Eine Zukunft ohne Aids

Botswana, das Land mit der höchsten HIV-Infektionsrate der Welt, ist Afrikas Musterland der Aidsbekämpfung

GABORONE taz ■ „Miss Stigma Free“ ist berühmt in Botswana. Auftritte in Aufklärungsprogrammen und ihre Arbeit als Aidsberaterin sowie internationale Auftritte füllen ihren Kalender. „Ich bin erschöpft“, sagt die 32-Jährige, die eigentlich Kgalalelo Ntsepe heißt. Aber zu müde werde sie nie. „Ich bin das beste Beispiel, dass wir auch mit dem Virus leben können.“

Als Ntsepe im Juli 2001 erfuhr, dass sie HIV-positiv ist, wog sie nur 48 Kilo und dachte, ihr Leben sei übermorgen zu Ende. Also nahm sie eine Überdosis Schmerztabletten. Das funktionierte nicht. „Gott ließ es nicht zu“, meint sie. Kurz darauf zählte sie zu den ersten Kandidaten für Versuche mit Anti-Aids-Medikamenten in Botswana. Ein Jahr später begann die Regierung, diese Medikamente in Kliniken an alle HIV-Patienten umsonst zu verabreichen. „Miss Stigma Free“ hatte sich schnell erholt und organisierte einen Schönheitswettbewerb für HIV-Infizierte, den sie prompt gewann.

Botswana, eines der wirtschaftlich erfolgreichsten Länder Afrikas, hat die höchste HIV-Infektionsrate der Welt: 35 Prozent der 15- bis 49-Jährigen, schätzt die UNO; 300.000 Menschen sind das – ein knappes Fünftel der Gesamtbevölkerung. Anders als Südafrika, dessen Regierung erst vor einem Monat einen nationalen Aidsplan verabschiedete, schlug Botswanas Führung schon vor Jahren Alarm und erklärte Aids zur nationalen Krise. Ein Rahmenplan bis zum Jahre 2009 legt Schritte und Ziele zur Bekämpfung fest.

Freiwillige HIV-Tests mit Beratung haben Priorität. Sogar Präsident Festus Mogae hat sich öffentlich testen lassen. „Botswana hat von Uganda gelernt“, erklärt Leonard Manthe, Manager der führenden Aidsaufklärungs-Organisation Organisation ACHAP. „Dort gab es erst Aktionen, als es schon fast zu spät war und ganze Dörfer verschwunden waren.“ ACHAP arbeitet mit der Bill- und Melinda-Gates-Stiftung zusammen sowie mit dem Pharmahersteller Merck, der zwei der im Einsatz befindlichen Anti-Aids-Medikamente für einige Jahre umsonst nach Botswana liefert.

„Jeder in Botswana ist infiziert oder betroffen“, erklärt der Staatschef bei jeder Gelegenheit öffentlich. „Zusammen können wir es schaffen“, lauten die Slogans auf Plakaten überall auf den Straßen und in Büros. Mobile Kliniken fahren in die entlegensten Dörfer. Eine regelmäßige Aids-Fernsehshow „Talk Back“ wird in jede Schule ausgestrahlt.

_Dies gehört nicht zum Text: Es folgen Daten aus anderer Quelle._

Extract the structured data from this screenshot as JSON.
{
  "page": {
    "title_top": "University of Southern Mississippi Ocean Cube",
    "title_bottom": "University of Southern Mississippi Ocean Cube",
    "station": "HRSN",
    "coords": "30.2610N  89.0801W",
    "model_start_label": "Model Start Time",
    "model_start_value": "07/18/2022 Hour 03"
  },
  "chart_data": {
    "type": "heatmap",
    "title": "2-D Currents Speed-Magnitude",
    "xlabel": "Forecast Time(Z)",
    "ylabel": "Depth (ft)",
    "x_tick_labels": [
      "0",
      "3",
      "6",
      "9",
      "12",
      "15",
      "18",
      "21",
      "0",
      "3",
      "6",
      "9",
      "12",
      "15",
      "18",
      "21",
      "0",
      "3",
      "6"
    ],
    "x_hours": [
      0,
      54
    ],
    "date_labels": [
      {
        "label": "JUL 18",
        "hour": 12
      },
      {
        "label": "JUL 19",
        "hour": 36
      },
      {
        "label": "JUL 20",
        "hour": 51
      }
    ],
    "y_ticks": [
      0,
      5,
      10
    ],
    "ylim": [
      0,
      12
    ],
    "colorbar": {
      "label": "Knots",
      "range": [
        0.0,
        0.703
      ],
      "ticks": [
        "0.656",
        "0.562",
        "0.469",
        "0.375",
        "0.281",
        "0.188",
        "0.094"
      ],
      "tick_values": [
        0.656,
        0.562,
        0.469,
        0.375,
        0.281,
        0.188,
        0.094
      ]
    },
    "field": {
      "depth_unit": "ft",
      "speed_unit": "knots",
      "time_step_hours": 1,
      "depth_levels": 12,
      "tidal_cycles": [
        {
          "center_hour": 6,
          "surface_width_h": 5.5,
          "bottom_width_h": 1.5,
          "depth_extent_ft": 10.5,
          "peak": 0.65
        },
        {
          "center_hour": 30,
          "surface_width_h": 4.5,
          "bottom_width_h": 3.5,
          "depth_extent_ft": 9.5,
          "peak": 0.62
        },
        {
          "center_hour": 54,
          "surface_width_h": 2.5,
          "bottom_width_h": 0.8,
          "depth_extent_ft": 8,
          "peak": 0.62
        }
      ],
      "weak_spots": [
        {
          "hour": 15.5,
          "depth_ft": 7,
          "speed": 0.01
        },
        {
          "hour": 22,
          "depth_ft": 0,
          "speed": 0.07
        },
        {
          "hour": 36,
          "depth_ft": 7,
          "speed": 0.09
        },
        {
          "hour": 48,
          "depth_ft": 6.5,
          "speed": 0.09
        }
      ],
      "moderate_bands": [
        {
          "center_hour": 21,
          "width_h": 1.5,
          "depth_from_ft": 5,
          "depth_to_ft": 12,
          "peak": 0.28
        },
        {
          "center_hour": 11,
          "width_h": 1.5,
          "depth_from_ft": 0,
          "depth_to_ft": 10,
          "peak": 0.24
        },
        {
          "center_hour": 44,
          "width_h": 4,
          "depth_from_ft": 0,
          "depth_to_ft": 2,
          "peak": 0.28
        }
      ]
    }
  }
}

Aids wirkt sich extrem auf Botswanas Wirtschaftslage aus, meint Patson Mazonde, staatlicher Direktor für Gesundheitsversorgung. Botswanas Wirtschaft lebt hauptsächlich vom Diamantenabbau durch Debswana, den größten Diamantenförderer der Welt, jeweils zur Hälfte im Besitz der botswanischen Regierung und des südafrikanischen Bergbaugiganten De Beers. Von Debswanas 6.000 Beschäftigten sind ein Fünftel infiziert. 1999 startete das Unternehmen ein Aidsprogramm für Minenarbeiter. Für 10 Millionen Pula (knapp 2 Mio. Euro) kriegen sie Beratung, freiwillige Tests und Anti-Aids-Medikamente. „Es ist teurer, die Leute nicht zu behandeln“, kalkuliert Firmendirektor Louis Nchindo nüchtern.

110.000 Infizierte in Botswana brauchen Anti-Aids-Medikamente, aber nur 14.000 kriegen sie. Doch 80 Prozent der botswanischen Bevölkerung haben Zugang zur Gesundheitsversorgung in einem Acht-Kilometer-Radius – eine Seltenheit in Afrika. Und für nur 2 Pula Gebühr erhält jeder auch kostspielige Aidsbehandlungen umsonst. 12 Prozent des Staatshaushaltes fließen in die Aidsbekämpfung, und die Regierung will den Betrag jedes Jahr erhöhen. Laut dem botswanischen Entwicklungsplan „Vision 2016“ soll bis dahin eine HIV-freie Generation heranwachsen.